マスクは素材によってガーゼマスクと不織布マスクに分けられます。ガーゼマスクは通気性が良いものの繊維の目は粗く撥水性も乏しいため、飛沫の捕集能力が低くインフルエンザの接触感染予防と喉の保温・保湿程度の効果は期待できますが、不織布マスク不足時の代用品という位置付けが適当です。市販の不織布マスクと医療用のサージカルマスクは同程度の性能で、咳やくしゃみで飛散する飛沫(粒子径5μm以上)を十分捕捉できます。

インフルエンザ対策におけるマスクの効果の第一は、感染拡大の防止です。

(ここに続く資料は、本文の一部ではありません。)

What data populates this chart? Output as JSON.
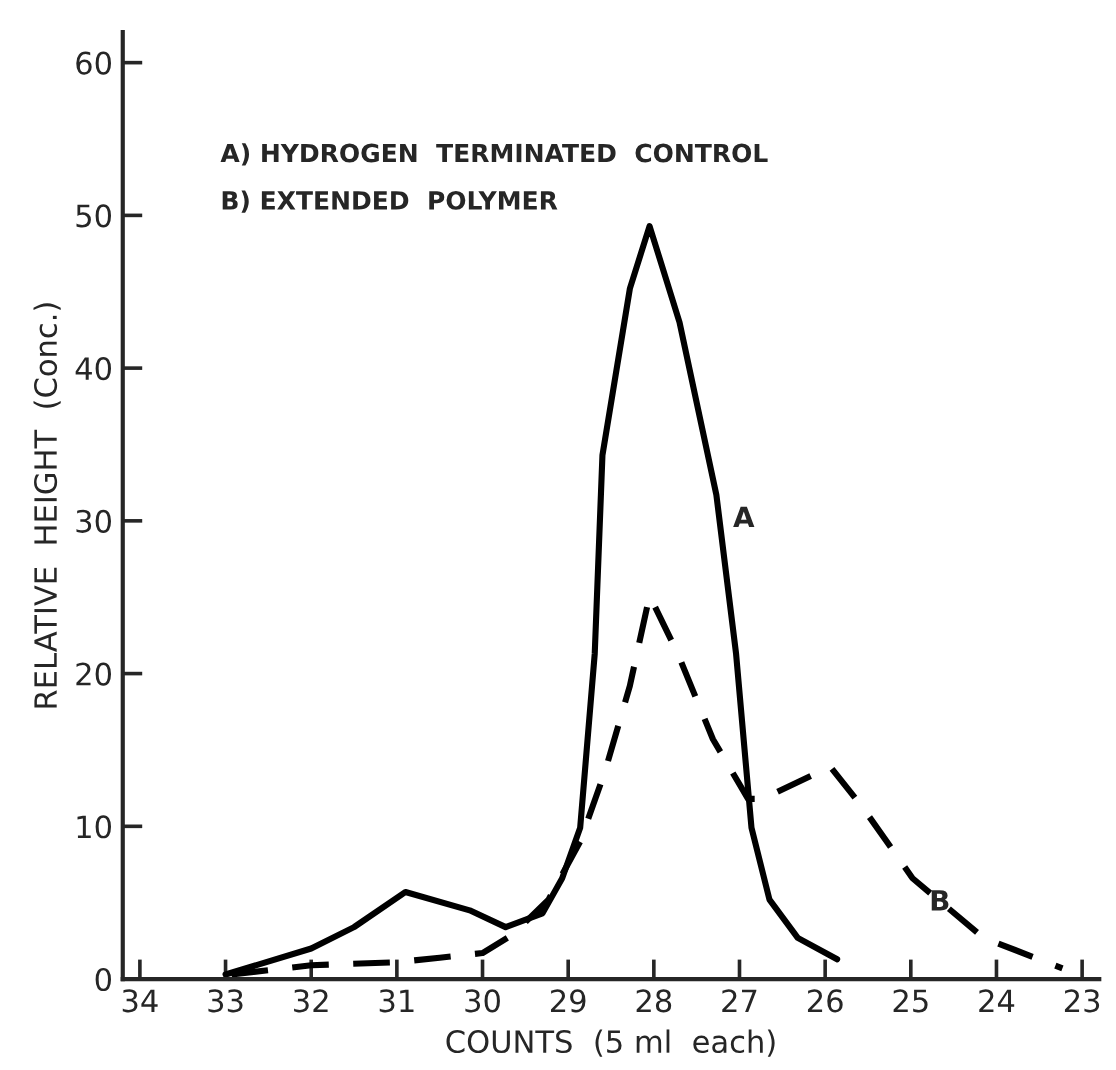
{
  "chart_data": {
    "type": "line",
    "xlabel": "COUNTS  (5 ml  each)",
    "ylabel": "RELATIVE  HEIGHT  (Conc.)",
    "xlim": [
      34.2,
      22.8
    ],
    "xticks": [
      34,
      33,
      32,
      31,
      30,
      29,
      28,
      27,
      26,
      25,
      24,
      23
    ],
    "ylim": [
      0,
      62
    ],
    "yticks": [
      0,
      10,
      20,
      30,
      40,
      50,
      60
    ],
    "grid": false,
    "legend": false,
    "annotations": [
      "A) HYDROGEN  TERMINATED  CONTROL",
      "B) EXTENDED  POLYMER",
      {
        "text": "A",
        "x": 27.27,
        "y": 31.7
      },
      {
        "text": "B",
        "x": 24.98,
        "y": 6.6
      }
    ],
    "series": [
      {
        "color": "#000000",
        "line_style": "solid",
        "x": [
          33,
          32,
          31.5,
          30.9,
          30.15,
          29.73,
          29.3,
          29.07,
          28.86,
          28.69,
          28.6,
          28.28,
          28.05,
          27.7,
          27.27,
          27.04,
          26.86,
          26.65,
          26.32,
          25.86
        ],
        "values": [
          0.3,
          2.0,
          3.4,
          5.7,
          4.5,
          3.4,
          4.3,
          6.6,
          9.9,
          21.3,
          34.3,
          45.2,
          49.3,
          43,
          31.7,
          21.3,
          9.9,
          5.2,
          2.7,
          1.3
        ]
      },
      {
        "color": "#000000",
        "line_style": "dashed",
        "x": [
          32.93,
          32,
          31,
          30.5,
          30,
          29.65,
          29.23,
          28.86,
          28.57,
          28.28,
          28.05,
          27.72,
          27.31,
          26.9,
          26.73,
          25.94,
          25.57,
          24.98,
          24.15,
          23.23
        ],
        "values": [
          0.3,
          0.9,
          1.1,
          1.4,
          1.7,
          2.9,
          5.2,
          9.0,
          13.6,
          19.2,
          25.1,
          21.3,
          15.7,
          11.8,
          11.8,
          13.9,
          11.3,
          6.6,
          2.7,
          0.7
        ]
      }
    ]
  }
}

罹患者が用いて、咳やくしゃみをしても飛沫感染や物を介した接触感染の源になる飛沫の拡散を防ぐことです。その目的には不織布マスクが適切とされます。第二の効果は、罹患していない者が使用することで感染予防が期待できます。マスク着用により飛沫の吸入は軽減されますが、飛沫粒子は落下速度が速いので、医療機関内や看病あるいは混んだ閉鎖空間(電車、バス、狭い部屋など)で浴びせられる場合など、飛沫感染の機会は限られています。その点で感染予防の大きな効果は接触感染の防止にあるといえます。3時間で無意識に目・口唇・鼻孔に何回触れるか調べた米国の研究では、平均で47回と報告されており、手にウイルスが付着した場合、接触感染が成立する機会は非常に多いと想像されます。

また、小学生を対象とした検討では、登下校と清掃時のマスク着用の有無で発症率に差が出ています。これはマスクの効果よりも衛生意識の向上によるとの意見もありますが、まさに複合的な防衛策こそが感染予防では重要であり、少なくとも手洗いもせずにマスクだけで万全という考え方は不適切であることは言うまでもありません。

うがい

日本では古くから、かぜの予防として「うがい」が行われてきました。「うがい」は日本独自の衛生習慣で、欧米ではほとんど行われていません。これまでは経験的に予防に役立つとわかっていただけでしたが、近年の研究により、「水うがい群」では「ヨード液うがい群」や「うがいしない群」に比べて、上気道感染症の累積罹患率が減少し、上気道感染症罹患時の気管支症状(咳、痰)が軽度でした。水うがいの作用機序として、水の乱流がウイルスを咽頭や口腔から洗い流すことや、水道水に含まれる塩素によるウイルスの不活化があげられています。

効果的なうがいとして、以下のようにして3回繰り返す方法があります。

(1回目)食べかすや有機物を取る目的で、水道水を口に含んで強くうがいをする。

(2回目)上を向いて、のどの奥まで水道水が届くように、15秒間うがいをする。

(3回目)2度目と同じように、水道水がのどの奥まで充分届くように、15秒間うがいをする。